Texte : Amélie Deymier

Photos : Alban Hefti – DR

Si les morts pouvaient parler…

Loin de l’image façonnée par les séries télévisées, le médecin légiste n’est pas cette sorte de sage un peu fou, enfermé dans une salle d’autopsie sanctuarisée, qui récite des poèmes épiques à des cadavres sauvagement assassinés. À Strasbourg, ils s’appellent Docteur Farrugia, Docteur Blanchot ou Professeur Raul. Nous les avons suivis dans leur quotidien au sein de l’Institut de médecine légale de Strasbourg (IMLS). Un lieu unique en France de par son organisation héritée du modèle germanique, où toutes les analyses, qu’elles soient toxicologiques, anatomopathologiques ou génétiques, se font dans une seule et même structure. 9 HEURES. CONSULTATION DE MÉDECINE LÉGALE. HÔPITAL CIVIL DE STRASBOURG. Le Docteur Audrey Farrugia arrive à la consultation de médecine légale, deux petites pièces attenantes aux urgences du nouvel Hôpital Civil.

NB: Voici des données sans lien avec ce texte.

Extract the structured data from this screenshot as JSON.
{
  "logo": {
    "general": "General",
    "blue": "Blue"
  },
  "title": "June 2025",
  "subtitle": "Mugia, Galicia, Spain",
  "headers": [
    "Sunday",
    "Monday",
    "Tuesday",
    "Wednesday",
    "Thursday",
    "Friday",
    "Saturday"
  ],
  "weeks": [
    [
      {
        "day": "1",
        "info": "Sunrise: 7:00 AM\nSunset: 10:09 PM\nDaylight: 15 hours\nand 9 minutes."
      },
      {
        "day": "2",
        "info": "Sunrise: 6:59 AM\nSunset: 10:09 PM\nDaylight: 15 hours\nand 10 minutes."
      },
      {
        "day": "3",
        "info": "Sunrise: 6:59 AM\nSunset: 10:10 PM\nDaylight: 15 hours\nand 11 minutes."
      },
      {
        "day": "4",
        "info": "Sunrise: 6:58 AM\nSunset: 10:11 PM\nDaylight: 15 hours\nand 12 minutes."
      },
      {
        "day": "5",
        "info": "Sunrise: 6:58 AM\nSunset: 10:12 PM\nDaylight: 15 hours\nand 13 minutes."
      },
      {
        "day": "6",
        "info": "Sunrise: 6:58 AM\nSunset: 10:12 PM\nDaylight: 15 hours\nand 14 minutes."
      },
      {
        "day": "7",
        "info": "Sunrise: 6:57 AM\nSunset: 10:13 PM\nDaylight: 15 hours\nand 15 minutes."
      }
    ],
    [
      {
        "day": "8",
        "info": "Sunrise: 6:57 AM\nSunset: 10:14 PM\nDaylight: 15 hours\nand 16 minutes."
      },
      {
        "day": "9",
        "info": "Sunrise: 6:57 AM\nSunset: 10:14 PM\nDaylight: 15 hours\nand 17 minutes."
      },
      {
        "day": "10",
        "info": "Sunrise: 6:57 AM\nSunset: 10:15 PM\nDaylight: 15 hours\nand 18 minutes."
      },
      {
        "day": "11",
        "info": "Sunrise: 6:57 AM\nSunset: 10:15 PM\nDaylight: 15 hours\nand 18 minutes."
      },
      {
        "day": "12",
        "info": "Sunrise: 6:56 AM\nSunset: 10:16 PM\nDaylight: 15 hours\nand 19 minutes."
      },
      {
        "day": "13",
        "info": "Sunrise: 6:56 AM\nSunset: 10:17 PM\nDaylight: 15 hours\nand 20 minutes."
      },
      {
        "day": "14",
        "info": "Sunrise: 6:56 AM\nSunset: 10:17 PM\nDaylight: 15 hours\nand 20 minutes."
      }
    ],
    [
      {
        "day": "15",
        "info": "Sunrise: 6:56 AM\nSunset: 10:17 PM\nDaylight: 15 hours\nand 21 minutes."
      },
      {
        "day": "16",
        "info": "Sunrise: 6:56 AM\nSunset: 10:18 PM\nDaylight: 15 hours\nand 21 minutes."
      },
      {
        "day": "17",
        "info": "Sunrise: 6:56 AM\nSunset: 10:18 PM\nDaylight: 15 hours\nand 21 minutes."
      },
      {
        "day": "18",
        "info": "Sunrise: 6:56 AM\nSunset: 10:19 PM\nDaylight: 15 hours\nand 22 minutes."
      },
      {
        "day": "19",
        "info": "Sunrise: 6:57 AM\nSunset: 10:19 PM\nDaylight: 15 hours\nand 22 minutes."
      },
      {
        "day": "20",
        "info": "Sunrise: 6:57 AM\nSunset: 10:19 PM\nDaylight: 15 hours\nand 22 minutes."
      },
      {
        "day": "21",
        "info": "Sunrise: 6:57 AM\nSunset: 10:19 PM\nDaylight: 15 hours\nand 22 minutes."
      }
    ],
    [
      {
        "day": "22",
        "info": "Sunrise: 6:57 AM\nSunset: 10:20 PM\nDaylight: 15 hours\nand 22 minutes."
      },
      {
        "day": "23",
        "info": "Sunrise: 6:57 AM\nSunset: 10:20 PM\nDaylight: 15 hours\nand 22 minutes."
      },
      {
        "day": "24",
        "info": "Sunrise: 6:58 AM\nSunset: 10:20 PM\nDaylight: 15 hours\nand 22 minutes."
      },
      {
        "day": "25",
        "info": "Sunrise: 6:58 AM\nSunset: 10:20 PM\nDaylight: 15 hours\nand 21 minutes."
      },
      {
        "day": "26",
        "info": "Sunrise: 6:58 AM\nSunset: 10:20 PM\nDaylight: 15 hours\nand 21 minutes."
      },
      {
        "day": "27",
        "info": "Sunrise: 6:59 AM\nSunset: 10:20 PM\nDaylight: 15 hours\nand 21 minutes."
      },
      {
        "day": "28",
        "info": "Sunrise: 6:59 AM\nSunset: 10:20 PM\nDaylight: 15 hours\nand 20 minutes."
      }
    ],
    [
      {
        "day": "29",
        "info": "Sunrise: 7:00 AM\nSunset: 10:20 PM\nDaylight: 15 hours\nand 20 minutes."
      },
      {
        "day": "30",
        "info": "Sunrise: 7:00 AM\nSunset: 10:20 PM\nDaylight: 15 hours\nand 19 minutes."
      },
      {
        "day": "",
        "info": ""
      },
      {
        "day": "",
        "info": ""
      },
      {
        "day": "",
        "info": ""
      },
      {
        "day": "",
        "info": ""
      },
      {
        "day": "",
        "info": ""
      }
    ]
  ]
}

Tout en enfilant sa blouse, elle prend connaissance des rendez-vous de la matinée : au programme, une femme victime de violences conjugales, une adolescente agressée sexuellement lorsqu’elle était enfant, et cet homme qui attend déjà dans le couloir. Il vient pour un accident du travail. Le Docteur Farrugia va devoir déterminer le nombre de jours d’ITT au sens de la médecine légale, c’està-dire « d’incapacité totale de travail », soit l’impossibilité de réaliser seul les gestes du quotidien. À ne pas confondre avec « l’incapacité temporaire de travail » qui se rapporte aux préjudices d’ordre civil. Ce nombre de jours d’ITT est très important, car il déterminera dans quel tribunal l’affaire sera jugée : en dessous de huit semaines, l’infraction sera une contravention jugée dans un tribunal de police, en dessus ce sera un délit jugé dans un tribunal correctionnel pouvant prononcer des peines de prison.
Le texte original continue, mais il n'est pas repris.